Le précepte de la religion et la loi de la société, qui défendent le meurtre des innocents, ne sont-ils pas, en effet, bien absurdes et bien cruels, lorsqu’en les tuant on leur assure un bonheur infini, et qu’en les laissant vivre on les dévoue, presque sûrement, à un malheur éternel ?

LXXI.

Comment, Monsieur de La Condamine ! Il sera permis d’inoculer son fils pour le garantir de la petite vérole, et il ne sera pas permis de le tuer pour le garantir de l’enfer ? Vous vous moquez.

LXXII.

Satis triumphat veritas si apud paucos, eosque bonos, accepta sit ; nec ejus indoles placere multis.

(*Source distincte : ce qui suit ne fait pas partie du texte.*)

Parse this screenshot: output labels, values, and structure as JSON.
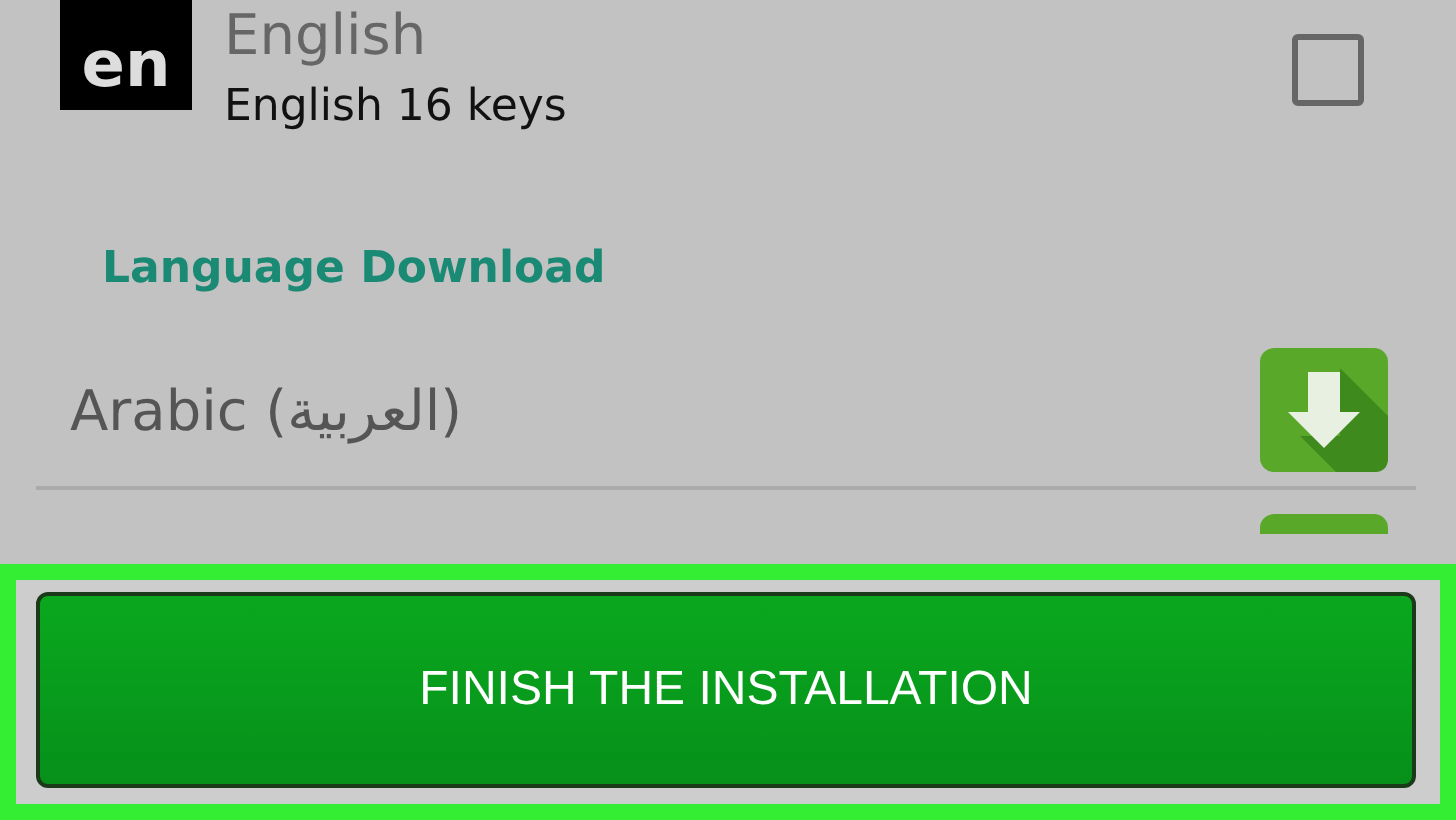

  1. Estienne Tabourot : les Bigarrures et Touches du seigneur des Accords avec les apophtegmes du sieur Gaulard, 1re édit., 1572, recueil plein de joyeuseté en même temps que de véritable science. Souvent réimprimé.
  2. Gentilhomme gascon, voyageur, qui vivait dans le xviie siècle. (Br.)
  3. M. de Joly, traducteur timoré de Marc-Aurèle, s’est retranché, pour cette phrase, derrière la version italienne du cardinal François Barberino, neveu du pape Urbain VIII. La voici : l’amour est « un diletico dell’intestino e con qualche convulsione una egestione d’un moccino. » (Pensées de l’empereur Marc-Aurèle, Paris, 1770, p. 214). C’est à peu près la définition du professeur Lallemand de Montpellier : « l’amour n’est que l’attraction de deux muqueuses. »
  4. Écacher vieux mot, comme en trouvera souvent dans Diderot, et qui signifie écraser, broyer.

    Quant à la conclusion indiquée dans cette pensée, elle est venue souvent à l’esprit de ces pauvres insensés que les aliénistes appellent théomanes.